Remember that the maximum amount of hygiene practiced reduces the risk of infections to the minimum.
Keeping your preemie healthy
Since premature babies are born earlier, their development is deemed to be different; generally they’re smaller in size as compared to full term babies. Because preemies grow at a rate more rapid than full-term newborns, incidentally they more in need of special nutrients, hence the existence of preterm formulas.
*Nourish them with vitamin and iron supplements. Preemies are usually iron deficient hence the need for an iron supplement, that’s why doctors often prescribe iron drops for these infants to take for at least 4 months. In addition, they’re also given vitamin supplements to serve as an additional support to the child’s immune system.
*Breastmilk is best for preemies. Though these nourishments are evidently reliable, breastmilk still has a single advantage that supplements cannot easily depose: that it contains antibodies that will protect babies from infections his immune system can’t singularly fight off.
When your baby sleeps
Premature babies don’t sleep for a long time at a stretch; they wake up more often compared to full term babies.
*Always put the baby to sleep on their backs. Premature or normal ones, all should sleep only on their backs till they reach an age of one to reduce the risk of sudden infant death syndrome (SIDS). Babies when sleeping on their stomach may most often choke itself and this will result in crib deaths.
*Don’t panic over the infant’s episodic sleep apnea. Sleep apnea occurs when a baby stops breathing for 20 seconds or more, this is a common condition in preemies. "We monitor for apnea in the NICU, and a baby can’t go home till there is no apnea for a full week," says Toby Debra Yanowitz, MD, a neonatologist at Magee-Womens Hospital of the University of Pittsburgh Medical Center.
However, some nurseries send infants home on apnea monitors if the infants have mild apnea that does not cause a change in color or heart rate or require stimulation to make the baby breathe again. Other nurseries may monitor preemies until the breathing pattern reaches maturity, usually about 44 weeks’ post-conceptional age.
*Be informed on how to conduct infant CPR. Doctors will decide if the baby needs a monitor; if so, anyone who will be alone with the infant at home (especially the ones who are on apnea monitors) will need to attend a training session on using the monitor and learn how to perform infant cardiopulmonary resuscitation (CPR) in case an emergency occurs.

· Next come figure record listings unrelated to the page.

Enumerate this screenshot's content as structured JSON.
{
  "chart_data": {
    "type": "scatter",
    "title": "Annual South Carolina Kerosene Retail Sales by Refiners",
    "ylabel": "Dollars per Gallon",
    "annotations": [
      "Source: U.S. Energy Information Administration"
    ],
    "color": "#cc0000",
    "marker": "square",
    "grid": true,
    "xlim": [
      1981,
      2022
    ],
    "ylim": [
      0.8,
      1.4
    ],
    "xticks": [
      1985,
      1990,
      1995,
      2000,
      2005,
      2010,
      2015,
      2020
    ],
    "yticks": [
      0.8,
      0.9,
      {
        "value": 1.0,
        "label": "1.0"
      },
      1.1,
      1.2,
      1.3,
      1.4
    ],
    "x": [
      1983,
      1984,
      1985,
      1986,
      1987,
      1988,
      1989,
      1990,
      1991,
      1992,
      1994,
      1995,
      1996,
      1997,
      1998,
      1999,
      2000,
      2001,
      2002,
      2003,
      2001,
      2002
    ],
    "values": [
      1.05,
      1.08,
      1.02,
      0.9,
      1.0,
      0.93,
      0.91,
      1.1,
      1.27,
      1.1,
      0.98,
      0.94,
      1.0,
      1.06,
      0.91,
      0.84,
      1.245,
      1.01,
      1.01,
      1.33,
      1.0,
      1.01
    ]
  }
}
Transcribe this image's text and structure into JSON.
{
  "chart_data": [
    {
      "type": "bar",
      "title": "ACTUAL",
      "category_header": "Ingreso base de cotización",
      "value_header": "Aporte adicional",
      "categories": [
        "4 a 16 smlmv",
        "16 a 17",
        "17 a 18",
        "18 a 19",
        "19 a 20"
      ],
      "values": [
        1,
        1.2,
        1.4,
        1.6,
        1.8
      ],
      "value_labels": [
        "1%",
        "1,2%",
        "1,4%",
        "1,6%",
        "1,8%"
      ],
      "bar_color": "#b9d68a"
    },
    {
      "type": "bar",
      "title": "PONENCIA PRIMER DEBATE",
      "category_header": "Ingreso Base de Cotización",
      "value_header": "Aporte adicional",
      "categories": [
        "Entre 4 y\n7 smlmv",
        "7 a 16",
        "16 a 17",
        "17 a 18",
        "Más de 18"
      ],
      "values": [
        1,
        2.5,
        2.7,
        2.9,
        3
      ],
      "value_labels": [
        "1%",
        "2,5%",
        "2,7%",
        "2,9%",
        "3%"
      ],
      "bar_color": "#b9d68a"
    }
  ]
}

Baby’s extended protection
Premature babies are given immunizations just like normal full term babies. They may be given extra shots for preventing flu and other diseases which they may be prone to catch compared to their normal counterparts.
*Make sure that the child has all necessary immunizations. While preemies are at risk for contracting infections after discharge, they’re predominantly vulnerable to respiratory syncytial virus (RSV), a common viral infection in young kids that’s often mistaken for a cold or flu. RSV poses hardly any problem with adults and toddlers, but with preemies it may lead to breathing problems, severe illness, or worse death, and sadly this is the common cause for rehospitalization of the baby.
*Proper developmental check-up is important for every preemie. There are certain instances when the preemies problems manifest during the latter part of his infancy, making it best to conduct necessary check-ups even though the preemie appears to be normal. In fact, most former preemies continue to make appointments with specialists including early-intervention specialists, neurologists, ophthalmologists, and physical therapists, for several years to measure their vision, hearing, speech, and motor skills.